Diese mit all ihren Eigenschaften selbst nachzubauen, wäre wohl ziemlich aufwendig, denke ich. Wenn das also die besagten Eclipse-Funktionalitäten sind, hätte ich die auch gerne drin.

Wie würde man eine solche Client-Server-Anwendung mit RCP bzw. OSGi aufziehen?

Können RCP-Plugins auch über das Netzwerk mit der "Hauptanwendung" kommunizieren?


----------



## foobar (21. Mrz 2009)

kulri hat gesagt.:


> Wie würde man eine solche Client-Server-Anwendung mit RCP bzw. OSGi aufziehen?


Das kann man nicht in 2 Sätzen erklären. Was genau willst du denn wissen?



kulri hat gesagt.:


> Können RCP-Plugins auch über das Netzwerk mit der "Hauptanwendung" kommunizieren?


Klar, dafür brauchst du aber erstmal eine "Hauptanwendung" auf Basis von JEE, Spring, Spring dm Server oder was auch immer.

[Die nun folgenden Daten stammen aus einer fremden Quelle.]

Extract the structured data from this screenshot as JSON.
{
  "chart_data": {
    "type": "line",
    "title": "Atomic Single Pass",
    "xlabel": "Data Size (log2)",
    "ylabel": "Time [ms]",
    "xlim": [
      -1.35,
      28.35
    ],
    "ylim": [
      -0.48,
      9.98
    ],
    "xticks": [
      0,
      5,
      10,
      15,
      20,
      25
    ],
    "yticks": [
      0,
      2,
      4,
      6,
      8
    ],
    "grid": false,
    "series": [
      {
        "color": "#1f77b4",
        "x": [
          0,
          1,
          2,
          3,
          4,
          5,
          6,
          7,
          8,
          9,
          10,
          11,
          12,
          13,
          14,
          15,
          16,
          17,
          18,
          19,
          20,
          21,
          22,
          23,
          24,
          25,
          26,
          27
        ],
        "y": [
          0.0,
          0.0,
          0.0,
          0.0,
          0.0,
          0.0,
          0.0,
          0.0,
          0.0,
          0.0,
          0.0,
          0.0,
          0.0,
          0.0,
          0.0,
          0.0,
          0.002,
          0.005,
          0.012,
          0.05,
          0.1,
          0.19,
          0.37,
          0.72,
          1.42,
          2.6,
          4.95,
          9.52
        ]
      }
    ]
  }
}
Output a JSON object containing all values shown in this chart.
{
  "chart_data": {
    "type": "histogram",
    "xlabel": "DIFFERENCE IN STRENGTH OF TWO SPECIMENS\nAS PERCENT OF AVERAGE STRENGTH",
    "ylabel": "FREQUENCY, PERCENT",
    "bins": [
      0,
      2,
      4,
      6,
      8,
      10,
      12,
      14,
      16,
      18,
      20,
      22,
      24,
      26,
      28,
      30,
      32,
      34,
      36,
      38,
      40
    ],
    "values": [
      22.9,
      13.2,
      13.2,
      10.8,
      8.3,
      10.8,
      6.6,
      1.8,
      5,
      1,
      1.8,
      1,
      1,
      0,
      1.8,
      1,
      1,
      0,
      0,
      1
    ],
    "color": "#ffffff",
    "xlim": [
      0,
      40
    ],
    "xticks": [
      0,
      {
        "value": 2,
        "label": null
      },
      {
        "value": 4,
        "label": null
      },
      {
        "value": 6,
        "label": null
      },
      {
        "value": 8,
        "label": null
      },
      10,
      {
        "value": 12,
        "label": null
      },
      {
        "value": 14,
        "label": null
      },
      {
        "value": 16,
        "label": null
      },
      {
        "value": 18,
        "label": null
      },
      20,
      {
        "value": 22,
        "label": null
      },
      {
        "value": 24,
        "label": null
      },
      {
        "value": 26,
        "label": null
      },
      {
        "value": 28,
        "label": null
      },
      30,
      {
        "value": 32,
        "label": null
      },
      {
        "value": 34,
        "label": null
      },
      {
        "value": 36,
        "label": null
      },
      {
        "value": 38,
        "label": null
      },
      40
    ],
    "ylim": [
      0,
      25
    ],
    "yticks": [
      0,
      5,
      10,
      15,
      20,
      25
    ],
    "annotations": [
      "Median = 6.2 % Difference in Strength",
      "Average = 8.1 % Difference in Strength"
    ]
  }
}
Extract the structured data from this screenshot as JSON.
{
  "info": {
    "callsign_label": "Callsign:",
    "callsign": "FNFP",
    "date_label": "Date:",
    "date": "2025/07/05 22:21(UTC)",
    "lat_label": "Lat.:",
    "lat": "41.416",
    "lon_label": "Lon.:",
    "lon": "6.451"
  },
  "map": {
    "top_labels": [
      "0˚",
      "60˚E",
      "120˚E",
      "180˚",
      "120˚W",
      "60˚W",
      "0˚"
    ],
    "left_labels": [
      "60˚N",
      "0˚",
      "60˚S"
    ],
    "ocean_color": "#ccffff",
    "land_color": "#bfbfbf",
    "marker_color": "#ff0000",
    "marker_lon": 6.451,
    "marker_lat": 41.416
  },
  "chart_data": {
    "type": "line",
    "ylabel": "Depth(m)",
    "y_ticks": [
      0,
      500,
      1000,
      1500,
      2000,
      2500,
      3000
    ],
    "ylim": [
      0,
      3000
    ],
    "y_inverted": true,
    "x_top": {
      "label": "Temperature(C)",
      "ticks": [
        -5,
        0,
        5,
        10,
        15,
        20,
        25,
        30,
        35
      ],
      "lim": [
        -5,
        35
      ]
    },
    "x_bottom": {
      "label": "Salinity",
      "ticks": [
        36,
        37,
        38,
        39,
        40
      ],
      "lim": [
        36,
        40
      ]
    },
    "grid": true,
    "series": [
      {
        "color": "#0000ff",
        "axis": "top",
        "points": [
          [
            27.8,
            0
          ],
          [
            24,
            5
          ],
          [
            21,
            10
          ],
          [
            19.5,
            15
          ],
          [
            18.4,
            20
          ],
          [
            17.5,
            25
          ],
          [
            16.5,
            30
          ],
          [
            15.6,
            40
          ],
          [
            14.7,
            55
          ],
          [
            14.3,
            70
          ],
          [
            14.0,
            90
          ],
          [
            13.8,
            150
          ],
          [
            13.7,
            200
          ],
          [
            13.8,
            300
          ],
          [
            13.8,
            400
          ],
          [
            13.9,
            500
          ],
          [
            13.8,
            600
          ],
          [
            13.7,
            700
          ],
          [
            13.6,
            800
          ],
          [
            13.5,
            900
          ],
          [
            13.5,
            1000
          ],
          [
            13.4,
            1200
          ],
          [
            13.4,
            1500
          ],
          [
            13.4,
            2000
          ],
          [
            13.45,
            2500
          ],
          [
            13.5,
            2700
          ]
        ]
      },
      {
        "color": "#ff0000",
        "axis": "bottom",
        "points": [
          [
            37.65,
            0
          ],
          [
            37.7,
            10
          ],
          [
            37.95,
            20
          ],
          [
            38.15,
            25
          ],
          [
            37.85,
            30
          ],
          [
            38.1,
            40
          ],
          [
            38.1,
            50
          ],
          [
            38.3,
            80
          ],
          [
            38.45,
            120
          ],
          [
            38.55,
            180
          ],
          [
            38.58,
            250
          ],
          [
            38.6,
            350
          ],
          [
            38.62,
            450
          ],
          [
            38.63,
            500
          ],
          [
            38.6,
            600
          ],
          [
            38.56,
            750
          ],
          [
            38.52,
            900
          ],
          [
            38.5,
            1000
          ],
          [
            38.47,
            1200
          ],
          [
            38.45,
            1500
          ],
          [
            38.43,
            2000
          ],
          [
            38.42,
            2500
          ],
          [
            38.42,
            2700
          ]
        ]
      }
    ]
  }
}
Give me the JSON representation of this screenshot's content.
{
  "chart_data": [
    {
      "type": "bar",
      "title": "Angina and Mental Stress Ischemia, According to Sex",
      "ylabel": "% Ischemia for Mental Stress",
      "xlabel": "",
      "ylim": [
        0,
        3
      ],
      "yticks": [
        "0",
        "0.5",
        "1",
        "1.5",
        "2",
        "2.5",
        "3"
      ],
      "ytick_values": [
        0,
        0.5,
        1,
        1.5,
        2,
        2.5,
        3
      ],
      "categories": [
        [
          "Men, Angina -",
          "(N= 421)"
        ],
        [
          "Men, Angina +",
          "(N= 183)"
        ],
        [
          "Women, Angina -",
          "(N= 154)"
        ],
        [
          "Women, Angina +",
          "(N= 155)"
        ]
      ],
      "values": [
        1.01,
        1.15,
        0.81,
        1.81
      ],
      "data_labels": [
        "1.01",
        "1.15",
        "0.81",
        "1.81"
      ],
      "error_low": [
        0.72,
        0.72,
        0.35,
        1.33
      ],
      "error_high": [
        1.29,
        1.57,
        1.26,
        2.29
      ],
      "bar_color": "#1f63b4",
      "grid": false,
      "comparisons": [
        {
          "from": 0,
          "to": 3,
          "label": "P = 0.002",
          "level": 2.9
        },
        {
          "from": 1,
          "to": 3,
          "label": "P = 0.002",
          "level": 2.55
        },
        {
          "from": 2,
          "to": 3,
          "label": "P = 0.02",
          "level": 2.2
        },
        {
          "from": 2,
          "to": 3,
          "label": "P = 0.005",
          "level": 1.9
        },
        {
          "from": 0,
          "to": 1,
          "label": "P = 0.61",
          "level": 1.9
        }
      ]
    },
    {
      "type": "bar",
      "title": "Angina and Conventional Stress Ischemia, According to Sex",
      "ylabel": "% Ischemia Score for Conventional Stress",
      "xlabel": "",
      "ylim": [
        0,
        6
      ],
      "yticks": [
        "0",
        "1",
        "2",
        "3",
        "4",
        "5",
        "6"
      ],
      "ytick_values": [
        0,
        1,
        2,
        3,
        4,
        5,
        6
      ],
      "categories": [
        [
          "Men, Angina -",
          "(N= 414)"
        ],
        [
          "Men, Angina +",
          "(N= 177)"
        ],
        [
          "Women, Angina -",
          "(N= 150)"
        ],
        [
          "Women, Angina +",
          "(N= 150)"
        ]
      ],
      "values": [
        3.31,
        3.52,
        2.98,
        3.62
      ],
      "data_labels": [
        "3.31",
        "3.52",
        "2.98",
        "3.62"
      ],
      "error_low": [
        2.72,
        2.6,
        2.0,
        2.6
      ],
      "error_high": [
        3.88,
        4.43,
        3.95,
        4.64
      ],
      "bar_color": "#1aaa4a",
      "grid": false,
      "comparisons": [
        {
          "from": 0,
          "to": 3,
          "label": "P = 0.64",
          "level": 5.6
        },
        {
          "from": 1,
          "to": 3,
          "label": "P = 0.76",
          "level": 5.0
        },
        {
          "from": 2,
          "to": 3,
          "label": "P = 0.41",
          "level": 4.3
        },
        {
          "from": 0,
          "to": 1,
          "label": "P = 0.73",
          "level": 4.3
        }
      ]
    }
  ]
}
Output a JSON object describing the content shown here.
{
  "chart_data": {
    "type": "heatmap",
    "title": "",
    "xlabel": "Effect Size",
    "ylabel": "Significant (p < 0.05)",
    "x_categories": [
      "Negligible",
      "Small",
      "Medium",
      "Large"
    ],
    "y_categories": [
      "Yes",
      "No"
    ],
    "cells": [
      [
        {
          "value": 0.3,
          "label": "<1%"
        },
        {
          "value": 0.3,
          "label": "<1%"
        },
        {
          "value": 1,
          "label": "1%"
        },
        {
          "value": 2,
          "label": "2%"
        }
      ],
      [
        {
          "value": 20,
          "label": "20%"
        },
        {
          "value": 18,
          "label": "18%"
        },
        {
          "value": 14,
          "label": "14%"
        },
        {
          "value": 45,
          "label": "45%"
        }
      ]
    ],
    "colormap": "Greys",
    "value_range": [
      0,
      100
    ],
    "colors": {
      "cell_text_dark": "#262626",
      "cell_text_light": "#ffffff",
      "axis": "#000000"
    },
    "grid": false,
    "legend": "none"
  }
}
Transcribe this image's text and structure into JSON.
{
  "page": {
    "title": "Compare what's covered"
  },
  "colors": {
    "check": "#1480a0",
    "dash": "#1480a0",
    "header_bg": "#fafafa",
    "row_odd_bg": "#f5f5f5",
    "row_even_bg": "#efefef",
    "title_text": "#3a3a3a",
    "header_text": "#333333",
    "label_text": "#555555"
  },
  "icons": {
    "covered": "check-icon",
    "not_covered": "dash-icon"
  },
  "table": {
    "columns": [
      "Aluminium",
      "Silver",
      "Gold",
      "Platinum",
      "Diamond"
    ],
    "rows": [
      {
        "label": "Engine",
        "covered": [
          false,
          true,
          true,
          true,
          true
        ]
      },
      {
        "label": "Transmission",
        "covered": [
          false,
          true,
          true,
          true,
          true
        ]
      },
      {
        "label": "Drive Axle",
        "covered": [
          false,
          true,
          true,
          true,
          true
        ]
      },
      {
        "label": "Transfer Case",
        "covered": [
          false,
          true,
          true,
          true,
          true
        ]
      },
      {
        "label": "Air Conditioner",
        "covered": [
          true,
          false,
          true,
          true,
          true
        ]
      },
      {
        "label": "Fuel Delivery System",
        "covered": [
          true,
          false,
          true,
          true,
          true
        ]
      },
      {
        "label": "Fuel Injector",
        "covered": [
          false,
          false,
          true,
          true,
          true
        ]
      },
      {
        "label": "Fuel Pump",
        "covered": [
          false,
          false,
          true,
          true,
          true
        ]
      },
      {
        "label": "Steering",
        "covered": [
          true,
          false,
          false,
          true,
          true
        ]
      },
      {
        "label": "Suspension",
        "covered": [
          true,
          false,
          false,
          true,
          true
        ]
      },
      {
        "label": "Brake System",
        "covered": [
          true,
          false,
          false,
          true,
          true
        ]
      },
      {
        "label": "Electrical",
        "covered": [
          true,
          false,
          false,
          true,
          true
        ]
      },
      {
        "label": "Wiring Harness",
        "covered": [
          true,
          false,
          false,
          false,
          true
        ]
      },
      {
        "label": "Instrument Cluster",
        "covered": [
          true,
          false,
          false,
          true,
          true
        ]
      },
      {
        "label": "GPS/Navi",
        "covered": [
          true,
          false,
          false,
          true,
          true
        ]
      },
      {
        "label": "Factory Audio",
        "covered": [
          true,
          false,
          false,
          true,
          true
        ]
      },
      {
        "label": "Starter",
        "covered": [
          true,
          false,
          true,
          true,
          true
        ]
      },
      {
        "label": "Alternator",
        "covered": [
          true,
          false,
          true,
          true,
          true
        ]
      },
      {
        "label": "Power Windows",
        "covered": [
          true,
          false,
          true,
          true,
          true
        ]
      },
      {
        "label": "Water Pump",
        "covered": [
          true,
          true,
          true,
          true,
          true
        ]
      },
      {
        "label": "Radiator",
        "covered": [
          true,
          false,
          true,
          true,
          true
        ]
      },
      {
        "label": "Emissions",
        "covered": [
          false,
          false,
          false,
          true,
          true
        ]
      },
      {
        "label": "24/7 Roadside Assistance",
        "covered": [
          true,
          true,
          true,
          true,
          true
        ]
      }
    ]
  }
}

Eclipse RCP ist ja "nur" der Rich Client also das was der Enduser sieht.


Eclipse Riena könnte für euch auch interessant sein: The Riena Project

Damit kannste dann deine Bundles lokal und remote verwenden. Für die Remoteunterstützung wird Hessian eingesetzt, was wesentlich Ressourcenschonender als z.b. SOAP ist.


----------



## kulri (21. Mrz 2009)

seit ein paar Tagen beschäftige ich mich jetzt mit RCP, hab viel gelesen und ein paar tutorials gemacht; dabei läuft mir ständig j2ee über den weg, wie auch bei diesem Riena Project. Eigentlich wollte ich mich erstmal nur um RCP kümmern und nicht gleich eine weitere Baustelle aufreissen.... aber es geht wohl nicht anders 
Also für j2ee habe ich folgendes Tutorial gefunden The J2EE(TM) 1.4 Tutorial.
Aber da brauche ich ja bis übernächstes Jahr, um nur das Inhaltsverzeichnis zu lesen.....
gibts da nichts .... kleineres, sofern man das Wörtchen "klein" überhaupt in Zusammenhang mit j2ee verwenden kann??
Nur, um mal einen Überblick zu bekommen.

Nochmal kurz zum Hintergrund:
Unser Team besteht aus 3 Informatik-Studenten, wir machen zusammen ein Studienprojekt, das über 1 Jahr läuft.
Jeder von uns hat natürlich auch noch etliche Vorlesungen und Praktika und ausserdem arbeiten wir alle, also Zeit ist in unserem Team knapp bemessen.
Keiner von uns hat viel Erfahrung in Java; in RCP und J2EE schon gleich dreimal nicht!
Ist es wirklich ratsam, das Studienprojekt mithilfe von RCP bzw. J2EE zu realisieren???
Ist da nicht der Einarbeitungsaufwand zu hoch???


----------



## Wildcard (21. Mrz 2009)

Ich sag es nochmal: überlegt euch welche Features das Produkt beinhalten muss/soll, vorher macht es wenig Sinn über konkrete Technologien zu diskutieren.
Welche Features hat der Client, welche der Server, wie soll die Kommunikation zwischen beiden aussehen?
Danach kann man überlegen mit welcher Technologie man am schnellsten zum Ziel kommt.


----------



## foobar (21. Mrz 2009)

Also wenn ihr wenig Erfahrung mit J2SE habt, fast keine Erfahrung mit Eclipse RCP und JEE, seid ihr wohl mit einer einfachen Swing-Fatclient Anwendung oder einer simplen Eclipse RCP Anwendung am besten beraten.
Um in Eclipse RCP richtig einzusteigen, müsst ihr auf jeden Fall mehrere Wochen planen. Da gibts schon einige APIs mit denen man sich auseinander setzen muß und die Lernkurve ist steil. 
Wenn ihr wisst was euer Produkt leisten soll, solltet ihr auch in Betracht ziehen wieviel Zeit ihr bereit seit in das Projekt zu stecken.


----------